A Colorado law prohibits employers from terminating an employee for “engaging in any lawful activity of the premises of the employer during nonworking hours…” Another Colorado law allows individuals to obtain a license to use medical marijuana.

The Colorado Court of Appeals has held that licensed medical marijuana use is not a “lawful activity” under the Colorado statute because marijuana use violates federal law. Coats v. Dish Network, L.L.C. (Co. Ct. Appeals, April 25, 2013).
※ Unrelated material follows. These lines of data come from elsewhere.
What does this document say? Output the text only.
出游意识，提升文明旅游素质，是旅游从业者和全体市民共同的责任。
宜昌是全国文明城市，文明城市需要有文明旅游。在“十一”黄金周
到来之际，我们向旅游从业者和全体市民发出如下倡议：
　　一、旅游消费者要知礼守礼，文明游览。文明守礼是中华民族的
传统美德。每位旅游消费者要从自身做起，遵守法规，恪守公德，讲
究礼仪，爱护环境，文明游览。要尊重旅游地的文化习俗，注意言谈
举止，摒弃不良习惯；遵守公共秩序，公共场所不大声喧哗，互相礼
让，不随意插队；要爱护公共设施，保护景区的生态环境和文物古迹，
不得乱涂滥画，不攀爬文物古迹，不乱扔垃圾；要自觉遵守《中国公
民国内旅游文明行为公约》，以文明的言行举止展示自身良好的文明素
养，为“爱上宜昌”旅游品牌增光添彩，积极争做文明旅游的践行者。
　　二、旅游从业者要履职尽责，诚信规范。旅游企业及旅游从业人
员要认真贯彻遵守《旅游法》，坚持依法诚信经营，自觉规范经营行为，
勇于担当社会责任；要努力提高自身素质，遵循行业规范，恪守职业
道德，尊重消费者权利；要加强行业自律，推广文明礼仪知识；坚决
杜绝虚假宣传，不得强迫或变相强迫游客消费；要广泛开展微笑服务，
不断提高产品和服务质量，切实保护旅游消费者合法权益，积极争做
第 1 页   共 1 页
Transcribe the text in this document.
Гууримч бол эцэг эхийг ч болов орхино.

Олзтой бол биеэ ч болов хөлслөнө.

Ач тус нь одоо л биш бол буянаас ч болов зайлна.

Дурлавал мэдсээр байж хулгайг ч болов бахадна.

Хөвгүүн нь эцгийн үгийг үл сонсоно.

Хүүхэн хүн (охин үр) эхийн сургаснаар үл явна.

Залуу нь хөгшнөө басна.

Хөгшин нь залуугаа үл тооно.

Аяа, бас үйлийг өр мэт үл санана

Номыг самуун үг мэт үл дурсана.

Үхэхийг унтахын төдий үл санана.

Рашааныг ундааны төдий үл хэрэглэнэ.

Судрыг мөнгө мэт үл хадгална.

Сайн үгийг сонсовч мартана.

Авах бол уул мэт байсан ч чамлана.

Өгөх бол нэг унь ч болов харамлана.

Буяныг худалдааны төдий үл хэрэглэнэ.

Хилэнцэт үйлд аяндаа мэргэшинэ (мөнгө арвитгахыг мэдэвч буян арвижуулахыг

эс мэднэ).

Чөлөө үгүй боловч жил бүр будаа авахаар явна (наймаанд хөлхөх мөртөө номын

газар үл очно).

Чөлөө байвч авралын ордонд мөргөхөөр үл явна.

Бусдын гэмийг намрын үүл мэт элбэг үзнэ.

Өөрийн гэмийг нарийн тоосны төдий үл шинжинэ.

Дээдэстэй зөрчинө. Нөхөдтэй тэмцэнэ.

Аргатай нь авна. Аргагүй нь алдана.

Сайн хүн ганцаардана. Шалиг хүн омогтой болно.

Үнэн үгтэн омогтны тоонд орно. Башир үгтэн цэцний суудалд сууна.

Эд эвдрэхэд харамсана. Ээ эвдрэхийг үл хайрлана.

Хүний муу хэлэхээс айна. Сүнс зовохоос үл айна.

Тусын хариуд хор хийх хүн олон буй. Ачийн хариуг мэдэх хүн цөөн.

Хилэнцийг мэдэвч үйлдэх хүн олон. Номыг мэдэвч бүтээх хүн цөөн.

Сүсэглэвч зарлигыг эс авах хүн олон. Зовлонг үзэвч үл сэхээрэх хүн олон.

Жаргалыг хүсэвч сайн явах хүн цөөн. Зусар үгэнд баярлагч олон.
The plaintiff, a quadriplegic, had alleged that he was licensed to use medical marijuana and was never under the influence of marijuana at work, but was terminated after he tested positive for marijuana, which established a violation of the employer’s drug policy. 

The focus of the court’s analysis was whether “lawful” meant lawful under state law alone. The court held that because activities conducted in Colorado, including medical marijuana use, are subject to both state and federal law, an activity may be “lawful” only when it complies with both.

With 18 states and the District of Columbia having passed medical marijuana laws, and marijuana use remaining illegal under federal law, employers are likely to face more challenges to their drug policies. The Coats court cited, and employers are likely to rely on, a comment by the California Supreme Court in Ross v. RagingWire Telecommunications, Inc., that “[n]o state law could completely legalize marijuana for medical purposes because the drug remains illegal under federal law, even for medical users.”